SQLとは何か?特徴と代表的なSQL文をご紹介
SQLは、大きく3つの種類に分かれます。ここではSQLが持つ特徴やSQLの種類を述べたのち、代表的なSQL文を紹介します。この記事を読み、SQLに関する知識を深めてください。
SQLは、大きく3つの種類に分かれます。ここではSQLが持つ特徴やSQLの種類を述べたのち、代表的なSQL文を紹介します。この記事を読み、SQLに関する知識を深めてください。
知識・情報
2022/11/15 UP
- システムエンジニア
- インフラエンジニア
- 技術
SQLは、リレーショナルデータベースに関するさまざまな操作を行なえる言語です。システム開発ではデータベースとのやり取りに、しばしばSQLが使われます。このためデータベースエンジニアやインフラエンジニアだけでなく、開発エンジニアにとってもSQLの知識は必要です。
SQLは、大きく3つの種類に分かれます。ここではSQLが持つ特徴やSQLの種類を述べたのち、代表的なSQL文を紹介します。この記事を読み、SQLに関する知識を深めてください。

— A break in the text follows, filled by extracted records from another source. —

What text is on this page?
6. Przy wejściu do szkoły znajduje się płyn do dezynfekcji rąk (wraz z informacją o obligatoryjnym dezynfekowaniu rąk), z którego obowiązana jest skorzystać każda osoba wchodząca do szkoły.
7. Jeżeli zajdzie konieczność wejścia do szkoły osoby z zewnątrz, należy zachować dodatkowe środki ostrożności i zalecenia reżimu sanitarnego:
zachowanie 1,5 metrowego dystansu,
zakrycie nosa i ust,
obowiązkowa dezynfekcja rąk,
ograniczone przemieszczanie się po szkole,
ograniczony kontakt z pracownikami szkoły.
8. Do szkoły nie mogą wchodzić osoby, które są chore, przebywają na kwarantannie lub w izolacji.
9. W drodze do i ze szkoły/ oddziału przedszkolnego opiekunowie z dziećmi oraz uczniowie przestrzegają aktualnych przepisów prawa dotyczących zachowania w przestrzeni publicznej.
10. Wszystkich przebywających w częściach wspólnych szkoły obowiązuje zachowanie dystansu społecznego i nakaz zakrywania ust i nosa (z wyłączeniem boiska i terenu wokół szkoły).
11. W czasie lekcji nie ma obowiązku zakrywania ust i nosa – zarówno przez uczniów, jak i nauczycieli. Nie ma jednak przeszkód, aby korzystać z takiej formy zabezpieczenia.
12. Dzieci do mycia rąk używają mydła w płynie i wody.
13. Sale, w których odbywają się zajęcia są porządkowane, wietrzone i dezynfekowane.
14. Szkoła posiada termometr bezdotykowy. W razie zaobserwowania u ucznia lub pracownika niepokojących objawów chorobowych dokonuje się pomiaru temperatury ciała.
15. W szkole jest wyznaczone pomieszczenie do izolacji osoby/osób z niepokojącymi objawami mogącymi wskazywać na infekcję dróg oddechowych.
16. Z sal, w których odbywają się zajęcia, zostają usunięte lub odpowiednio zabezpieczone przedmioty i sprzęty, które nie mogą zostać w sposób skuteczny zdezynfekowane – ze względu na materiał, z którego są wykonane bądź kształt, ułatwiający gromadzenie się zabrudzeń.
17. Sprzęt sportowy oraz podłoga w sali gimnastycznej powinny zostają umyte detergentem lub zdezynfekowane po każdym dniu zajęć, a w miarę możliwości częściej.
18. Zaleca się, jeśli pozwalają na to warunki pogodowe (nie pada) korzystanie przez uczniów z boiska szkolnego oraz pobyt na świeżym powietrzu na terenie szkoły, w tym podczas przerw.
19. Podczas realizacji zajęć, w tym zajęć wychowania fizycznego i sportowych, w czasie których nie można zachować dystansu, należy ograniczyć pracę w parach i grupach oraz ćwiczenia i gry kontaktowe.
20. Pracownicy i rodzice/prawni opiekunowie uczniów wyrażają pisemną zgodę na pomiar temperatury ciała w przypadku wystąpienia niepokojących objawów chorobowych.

なお、リレーショナルデータベースについては、こちらの記事もご覧ください。
リレーショナルデータベースとはなにか?特徴とメリット・デメリットを解説
SQLが持つ5つの特徴
SQLはデータベースに特化した、特徴のある言語です。多くのシステムで必須となるデータを扱ううえで、ぜひ学んでおきたい言語といえるでしょう。ここでは、SQLならではの特徴を5つ取り上げ、SQLを学ぶ必要性とともに解説します。
リレーショナルデータベースの操作や問い合わせに使う言語
SQLは、リレーショナルデータベースの操作や問い合わせに欠かせない言語です。以下のとおり、幅広い操作に用いられます。
・テーブルやデータベース、インデックス、ビューなどの作成、変更、削除
・データの検索、追加、更新、削除
・主キーの設定
・トランザクションの開始や終了、ロールバック
・権限の付与
目的に応じた構文は、あらかじめ用意されています。ルールにしたがって構文を作り、指示を出して結果を確認しましょう。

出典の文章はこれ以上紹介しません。